God’s net is coming for you shortly. You think of death as the end of life; Kabir sees it as the beginning of the highest kind of life. You are afraid, because to you death is the end of life; Kabir is ecstatic because it is the moment of ultimate life. The temple for which you have been searching through countless births is now very near to you. The insignificant distance that still remains because of the body will soon be gone. And then there will be no distance at all.


DEATH – THE WHOLE WORLD FEARS. DEATH – MY HEART OVERJOYS. WHEN WILL I DIE AND GIVE MYSELF IN ECSTASY COMPLETE?

Kabir says he will meet God when he dies. Those who have known life look upon death as a meeting with God, as an encounter with Him. For them, death is the greatest fortune. For them, death is not death, death is a marriage, a union. For them, death is the ultimate, the perfection; the supreme flowering of love. For them, the face of death is transformed.


From the angle at which you look at death you think it is the end of everything, that all will be destroyed. What you have taken to be real is nothing more than a dream.

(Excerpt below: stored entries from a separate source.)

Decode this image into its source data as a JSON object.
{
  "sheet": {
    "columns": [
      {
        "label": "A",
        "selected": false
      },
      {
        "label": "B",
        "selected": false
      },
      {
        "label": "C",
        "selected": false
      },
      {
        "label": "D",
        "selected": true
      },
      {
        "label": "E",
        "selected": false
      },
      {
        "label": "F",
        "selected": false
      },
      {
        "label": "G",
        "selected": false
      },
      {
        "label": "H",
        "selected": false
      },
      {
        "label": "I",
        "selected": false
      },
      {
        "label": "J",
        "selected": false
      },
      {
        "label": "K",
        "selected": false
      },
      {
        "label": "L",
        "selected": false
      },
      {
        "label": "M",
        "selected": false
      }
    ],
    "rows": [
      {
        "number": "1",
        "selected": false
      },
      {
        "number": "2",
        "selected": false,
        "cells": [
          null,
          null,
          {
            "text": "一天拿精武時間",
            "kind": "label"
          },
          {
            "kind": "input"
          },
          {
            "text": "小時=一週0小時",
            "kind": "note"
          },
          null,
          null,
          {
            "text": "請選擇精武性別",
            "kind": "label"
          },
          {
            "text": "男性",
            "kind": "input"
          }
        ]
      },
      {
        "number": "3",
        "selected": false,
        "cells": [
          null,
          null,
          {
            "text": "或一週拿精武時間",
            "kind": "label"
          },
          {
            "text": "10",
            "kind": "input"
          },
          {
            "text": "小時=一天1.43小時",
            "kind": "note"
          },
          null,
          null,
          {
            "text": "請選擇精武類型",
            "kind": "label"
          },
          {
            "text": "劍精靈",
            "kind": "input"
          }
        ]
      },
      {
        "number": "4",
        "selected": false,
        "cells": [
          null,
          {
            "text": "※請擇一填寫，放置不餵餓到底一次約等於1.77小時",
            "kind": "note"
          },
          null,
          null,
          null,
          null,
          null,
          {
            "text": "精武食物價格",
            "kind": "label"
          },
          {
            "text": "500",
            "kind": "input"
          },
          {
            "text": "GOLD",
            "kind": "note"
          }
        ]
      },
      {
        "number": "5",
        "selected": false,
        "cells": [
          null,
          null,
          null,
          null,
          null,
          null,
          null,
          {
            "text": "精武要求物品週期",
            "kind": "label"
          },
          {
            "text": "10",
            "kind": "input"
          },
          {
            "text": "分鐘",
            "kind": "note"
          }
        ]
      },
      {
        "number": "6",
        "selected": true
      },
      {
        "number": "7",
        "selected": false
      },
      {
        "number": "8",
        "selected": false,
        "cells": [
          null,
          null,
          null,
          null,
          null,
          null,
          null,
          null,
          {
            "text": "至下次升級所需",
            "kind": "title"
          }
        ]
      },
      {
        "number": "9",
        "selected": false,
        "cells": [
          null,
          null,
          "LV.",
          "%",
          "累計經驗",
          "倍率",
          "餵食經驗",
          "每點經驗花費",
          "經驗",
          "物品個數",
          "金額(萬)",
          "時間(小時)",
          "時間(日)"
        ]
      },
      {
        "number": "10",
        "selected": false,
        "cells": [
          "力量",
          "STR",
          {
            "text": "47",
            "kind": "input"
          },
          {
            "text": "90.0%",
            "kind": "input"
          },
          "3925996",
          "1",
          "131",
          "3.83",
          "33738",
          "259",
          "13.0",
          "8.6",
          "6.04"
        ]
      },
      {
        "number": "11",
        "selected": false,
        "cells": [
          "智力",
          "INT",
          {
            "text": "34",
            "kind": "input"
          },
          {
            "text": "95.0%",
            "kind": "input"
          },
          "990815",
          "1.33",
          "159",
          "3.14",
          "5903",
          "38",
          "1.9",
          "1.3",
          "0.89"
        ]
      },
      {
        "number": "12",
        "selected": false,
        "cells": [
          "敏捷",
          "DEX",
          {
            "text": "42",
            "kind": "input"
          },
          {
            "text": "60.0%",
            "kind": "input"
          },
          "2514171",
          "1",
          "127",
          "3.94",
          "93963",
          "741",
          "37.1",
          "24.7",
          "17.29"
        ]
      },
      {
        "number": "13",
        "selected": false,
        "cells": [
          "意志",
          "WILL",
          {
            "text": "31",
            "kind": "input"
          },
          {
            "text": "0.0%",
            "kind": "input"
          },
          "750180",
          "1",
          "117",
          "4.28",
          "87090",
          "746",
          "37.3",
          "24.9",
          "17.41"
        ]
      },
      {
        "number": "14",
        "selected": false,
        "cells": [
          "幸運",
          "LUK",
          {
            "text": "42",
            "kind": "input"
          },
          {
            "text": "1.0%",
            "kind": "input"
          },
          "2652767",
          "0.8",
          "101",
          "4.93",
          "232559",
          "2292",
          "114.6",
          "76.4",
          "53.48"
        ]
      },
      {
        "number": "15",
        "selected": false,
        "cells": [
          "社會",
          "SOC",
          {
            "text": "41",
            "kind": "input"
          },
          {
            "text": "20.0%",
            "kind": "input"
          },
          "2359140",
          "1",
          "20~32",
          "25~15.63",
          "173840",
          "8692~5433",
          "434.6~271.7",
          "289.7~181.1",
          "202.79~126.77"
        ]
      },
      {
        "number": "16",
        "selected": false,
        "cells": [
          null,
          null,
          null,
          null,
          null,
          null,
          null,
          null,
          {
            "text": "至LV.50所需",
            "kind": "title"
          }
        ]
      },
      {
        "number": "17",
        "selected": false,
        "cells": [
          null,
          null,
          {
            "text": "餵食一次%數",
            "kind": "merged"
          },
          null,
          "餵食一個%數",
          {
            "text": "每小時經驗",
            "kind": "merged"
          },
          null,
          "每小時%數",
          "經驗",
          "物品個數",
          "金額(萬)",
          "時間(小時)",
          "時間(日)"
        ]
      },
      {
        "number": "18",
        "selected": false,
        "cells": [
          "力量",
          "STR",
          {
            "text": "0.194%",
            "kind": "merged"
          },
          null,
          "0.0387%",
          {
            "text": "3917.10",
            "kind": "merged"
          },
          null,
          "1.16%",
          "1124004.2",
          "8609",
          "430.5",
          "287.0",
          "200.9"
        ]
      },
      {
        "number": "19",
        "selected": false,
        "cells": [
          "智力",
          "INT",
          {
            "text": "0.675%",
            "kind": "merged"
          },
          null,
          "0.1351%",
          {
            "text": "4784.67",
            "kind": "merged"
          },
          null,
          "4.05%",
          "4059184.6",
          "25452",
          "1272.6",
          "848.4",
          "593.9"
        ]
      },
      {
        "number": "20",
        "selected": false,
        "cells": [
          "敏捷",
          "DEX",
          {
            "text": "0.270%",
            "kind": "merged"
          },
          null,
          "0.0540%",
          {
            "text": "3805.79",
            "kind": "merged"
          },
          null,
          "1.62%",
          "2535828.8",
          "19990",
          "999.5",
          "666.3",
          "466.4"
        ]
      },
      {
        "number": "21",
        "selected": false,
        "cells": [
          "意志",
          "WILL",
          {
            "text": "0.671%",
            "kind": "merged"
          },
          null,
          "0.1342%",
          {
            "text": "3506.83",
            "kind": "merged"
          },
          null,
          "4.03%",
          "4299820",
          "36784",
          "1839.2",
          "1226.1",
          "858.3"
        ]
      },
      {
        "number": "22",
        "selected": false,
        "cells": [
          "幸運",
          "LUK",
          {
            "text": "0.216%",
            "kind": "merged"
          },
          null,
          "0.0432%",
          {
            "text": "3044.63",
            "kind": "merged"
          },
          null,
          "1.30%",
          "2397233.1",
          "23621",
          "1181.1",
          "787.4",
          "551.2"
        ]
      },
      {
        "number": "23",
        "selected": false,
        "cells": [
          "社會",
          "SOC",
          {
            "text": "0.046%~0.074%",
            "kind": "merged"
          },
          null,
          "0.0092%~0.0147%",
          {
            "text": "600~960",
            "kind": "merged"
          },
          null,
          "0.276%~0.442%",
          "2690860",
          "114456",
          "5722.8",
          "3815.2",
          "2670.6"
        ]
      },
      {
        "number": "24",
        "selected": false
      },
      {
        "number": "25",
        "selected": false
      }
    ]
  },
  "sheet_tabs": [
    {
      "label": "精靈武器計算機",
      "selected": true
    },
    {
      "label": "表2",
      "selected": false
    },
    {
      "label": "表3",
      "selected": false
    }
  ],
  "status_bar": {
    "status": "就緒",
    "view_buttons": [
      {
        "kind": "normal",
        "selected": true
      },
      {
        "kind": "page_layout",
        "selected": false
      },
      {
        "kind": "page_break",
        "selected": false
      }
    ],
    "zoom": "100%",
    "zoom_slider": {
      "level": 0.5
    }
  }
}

But the angle from which Kabir is looking will open the door of truth, will remove the useless and usher in the bountiful.


You consider death as the blackest night, but to Kabir it is the morning, the dawning of the greatest promise. As the night gets darker and darker and death comes nearer and nearer Kabir is filled with joy. It means the sun is about to rise.


If you live correctly, you can die correctly. The right kind of life is the basis for the right kind of death, so the man who dies in the right way has to face death no more.


Look for the key to dying only once. You have slipped through the net many, many times; many times you have fallen back into the ocean of SAMSAR, back into the ocean of the world. Before His net descends on you this time, make yourself worthy to be chosen by Him.